In many NHS bodies, the medical director will be the highest earner, not the chief executive. The Treasury guidance seems on the face of it to say that, where this is the case, it should be the medical director’s earnings that are used within the ratio.

However, one audit firm contacted by Healthcare Finance suggested that medical directors should not be considered – given that only a small part of their earnings will be related to their director responsibilities. Monitor said trusts should raise any questions with their auditors, which could then refer to the Treasury if necessary.

Calculation advice

Finance managers said that guidance was also needed on how exactly to calculate the median – for example, part-time staff salaries should be annualised. But one trust manager said that results could be distorted by different treatments within this calculation of additional sessions by consultants or other staff overtime.

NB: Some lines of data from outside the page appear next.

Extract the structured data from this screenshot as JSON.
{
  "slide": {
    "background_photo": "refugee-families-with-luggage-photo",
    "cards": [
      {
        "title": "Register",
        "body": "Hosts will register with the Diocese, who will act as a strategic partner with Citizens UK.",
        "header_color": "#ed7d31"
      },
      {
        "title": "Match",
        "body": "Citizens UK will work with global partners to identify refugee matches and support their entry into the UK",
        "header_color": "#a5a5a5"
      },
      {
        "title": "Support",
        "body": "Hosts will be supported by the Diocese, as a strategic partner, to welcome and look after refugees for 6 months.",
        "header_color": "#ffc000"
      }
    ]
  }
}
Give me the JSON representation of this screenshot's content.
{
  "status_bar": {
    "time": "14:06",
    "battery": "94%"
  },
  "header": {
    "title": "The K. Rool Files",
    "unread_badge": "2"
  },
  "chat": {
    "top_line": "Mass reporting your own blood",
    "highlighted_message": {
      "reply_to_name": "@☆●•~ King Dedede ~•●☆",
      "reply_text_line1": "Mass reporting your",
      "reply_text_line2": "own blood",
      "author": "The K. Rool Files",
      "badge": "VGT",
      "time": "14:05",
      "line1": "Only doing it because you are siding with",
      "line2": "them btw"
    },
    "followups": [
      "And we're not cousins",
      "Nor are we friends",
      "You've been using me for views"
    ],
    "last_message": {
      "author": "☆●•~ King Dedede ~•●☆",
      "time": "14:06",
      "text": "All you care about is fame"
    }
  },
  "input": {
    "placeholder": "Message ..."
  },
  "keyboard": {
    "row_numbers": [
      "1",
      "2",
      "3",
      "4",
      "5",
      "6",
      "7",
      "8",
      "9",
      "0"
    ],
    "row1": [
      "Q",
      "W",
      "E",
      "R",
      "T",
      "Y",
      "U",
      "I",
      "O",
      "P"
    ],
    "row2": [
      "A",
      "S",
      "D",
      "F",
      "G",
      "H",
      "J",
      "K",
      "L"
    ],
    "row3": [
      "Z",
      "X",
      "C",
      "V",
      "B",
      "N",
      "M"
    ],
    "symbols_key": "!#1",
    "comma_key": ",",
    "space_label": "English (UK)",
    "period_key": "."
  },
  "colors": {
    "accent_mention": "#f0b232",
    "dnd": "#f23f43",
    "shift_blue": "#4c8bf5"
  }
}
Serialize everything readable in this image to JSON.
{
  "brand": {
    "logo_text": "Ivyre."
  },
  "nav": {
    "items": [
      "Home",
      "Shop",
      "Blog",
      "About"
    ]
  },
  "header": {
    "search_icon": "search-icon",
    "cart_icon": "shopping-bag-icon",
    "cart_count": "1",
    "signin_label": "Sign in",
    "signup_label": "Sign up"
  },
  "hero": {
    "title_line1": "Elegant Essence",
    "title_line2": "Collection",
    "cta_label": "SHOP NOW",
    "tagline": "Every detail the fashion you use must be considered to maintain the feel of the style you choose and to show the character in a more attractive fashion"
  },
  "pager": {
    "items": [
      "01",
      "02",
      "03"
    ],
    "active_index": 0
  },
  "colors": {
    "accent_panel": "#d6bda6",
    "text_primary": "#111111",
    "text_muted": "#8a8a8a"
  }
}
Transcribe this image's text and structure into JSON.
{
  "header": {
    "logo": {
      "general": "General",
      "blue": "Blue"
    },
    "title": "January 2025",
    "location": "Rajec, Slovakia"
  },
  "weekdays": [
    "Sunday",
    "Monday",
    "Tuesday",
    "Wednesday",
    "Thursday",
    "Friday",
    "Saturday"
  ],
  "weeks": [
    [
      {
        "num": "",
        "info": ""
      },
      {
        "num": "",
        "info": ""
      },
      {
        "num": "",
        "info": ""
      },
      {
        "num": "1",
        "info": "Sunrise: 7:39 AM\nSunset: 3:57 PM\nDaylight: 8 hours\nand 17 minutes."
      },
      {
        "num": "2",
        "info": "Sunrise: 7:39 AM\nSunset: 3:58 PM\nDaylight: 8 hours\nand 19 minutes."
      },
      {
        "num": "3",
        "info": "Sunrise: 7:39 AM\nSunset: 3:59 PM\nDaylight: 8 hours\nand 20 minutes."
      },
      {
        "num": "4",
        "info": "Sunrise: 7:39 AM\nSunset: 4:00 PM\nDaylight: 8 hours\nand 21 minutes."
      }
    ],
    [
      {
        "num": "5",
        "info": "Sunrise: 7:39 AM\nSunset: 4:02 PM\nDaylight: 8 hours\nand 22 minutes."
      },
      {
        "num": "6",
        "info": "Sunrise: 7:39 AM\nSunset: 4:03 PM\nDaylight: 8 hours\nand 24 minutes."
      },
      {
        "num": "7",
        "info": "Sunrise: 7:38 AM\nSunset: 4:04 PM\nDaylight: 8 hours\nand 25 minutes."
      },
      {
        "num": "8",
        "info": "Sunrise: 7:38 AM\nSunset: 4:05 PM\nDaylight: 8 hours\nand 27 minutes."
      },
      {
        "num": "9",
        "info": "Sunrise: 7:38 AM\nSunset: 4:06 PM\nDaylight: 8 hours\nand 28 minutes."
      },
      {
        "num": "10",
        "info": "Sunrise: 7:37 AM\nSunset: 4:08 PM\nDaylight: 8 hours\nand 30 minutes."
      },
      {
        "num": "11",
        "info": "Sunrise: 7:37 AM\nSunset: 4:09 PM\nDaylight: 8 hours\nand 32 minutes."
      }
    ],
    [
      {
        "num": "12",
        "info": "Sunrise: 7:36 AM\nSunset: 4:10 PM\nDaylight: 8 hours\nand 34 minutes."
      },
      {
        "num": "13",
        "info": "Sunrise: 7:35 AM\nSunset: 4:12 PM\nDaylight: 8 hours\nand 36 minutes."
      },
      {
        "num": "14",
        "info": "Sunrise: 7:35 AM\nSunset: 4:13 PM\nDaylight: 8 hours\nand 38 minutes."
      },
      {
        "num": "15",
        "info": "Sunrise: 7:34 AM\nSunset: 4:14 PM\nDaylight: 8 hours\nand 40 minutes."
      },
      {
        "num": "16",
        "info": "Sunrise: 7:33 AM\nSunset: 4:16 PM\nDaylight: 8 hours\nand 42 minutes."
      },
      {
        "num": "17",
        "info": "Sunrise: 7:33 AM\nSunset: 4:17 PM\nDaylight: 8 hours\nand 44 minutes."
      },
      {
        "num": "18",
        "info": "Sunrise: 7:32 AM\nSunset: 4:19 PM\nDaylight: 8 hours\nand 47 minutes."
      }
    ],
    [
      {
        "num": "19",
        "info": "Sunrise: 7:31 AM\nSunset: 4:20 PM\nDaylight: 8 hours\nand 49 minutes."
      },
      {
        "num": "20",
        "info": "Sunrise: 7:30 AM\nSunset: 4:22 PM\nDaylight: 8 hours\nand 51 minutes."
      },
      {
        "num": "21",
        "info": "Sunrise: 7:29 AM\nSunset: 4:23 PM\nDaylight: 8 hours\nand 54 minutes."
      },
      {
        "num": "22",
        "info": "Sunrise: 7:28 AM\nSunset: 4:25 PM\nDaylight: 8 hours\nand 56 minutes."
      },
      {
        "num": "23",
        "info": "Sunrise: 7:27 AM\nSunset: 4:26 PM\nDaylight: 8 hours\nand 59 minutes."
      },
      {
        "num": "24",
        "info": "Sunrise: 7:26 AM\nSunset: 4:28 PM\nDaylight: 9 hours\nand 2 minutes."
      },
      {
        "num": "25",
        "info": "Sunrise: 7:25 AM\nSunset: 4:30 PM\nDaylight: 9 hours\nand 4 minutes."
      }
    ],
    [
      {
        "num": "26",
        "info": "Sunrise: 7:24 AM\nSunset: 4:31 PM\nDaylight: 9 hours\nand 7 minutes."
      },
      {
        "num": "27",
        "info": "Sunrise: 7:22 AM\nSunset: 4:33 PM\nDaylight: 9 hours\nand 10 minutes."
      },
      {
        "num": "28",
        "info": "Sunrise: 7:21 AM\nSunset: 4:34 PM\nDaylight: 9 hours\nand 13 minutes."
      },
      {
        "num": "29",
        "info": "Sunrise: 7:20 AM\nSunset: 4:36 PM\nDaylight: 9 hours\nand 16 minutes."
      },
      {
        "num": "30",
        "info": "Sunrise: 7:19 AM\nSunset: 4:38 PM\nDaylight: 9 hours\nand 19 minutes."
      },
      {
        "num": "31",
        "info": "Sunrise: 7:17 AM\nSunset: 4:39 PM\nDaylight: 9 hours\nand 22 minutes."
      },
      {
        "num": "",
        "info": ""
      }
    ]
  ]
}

NHS trusts and foundation trusts were also uncertain as to what might constitute an expected range within which the multiple should fall. They pointed out that local circumstances could play a huge part in determining the median salary. For example, in a trust with a major private finance scheme, the majority of the ancillary staff may be employed by the private sector, potentially raising the median salary of remaining NHS staff and reducing the multiple.

There could be significant differences in the reported multiples. For example, a trust retaining most services in-house and making greater use of part-time staff would expect to see a bigger multiple. Organisations, with one eye on the need to explain any future changes in the multiple between years, say it is important to ensure the calculations are consistent across the NHS and to encourage understanding of differences in local context.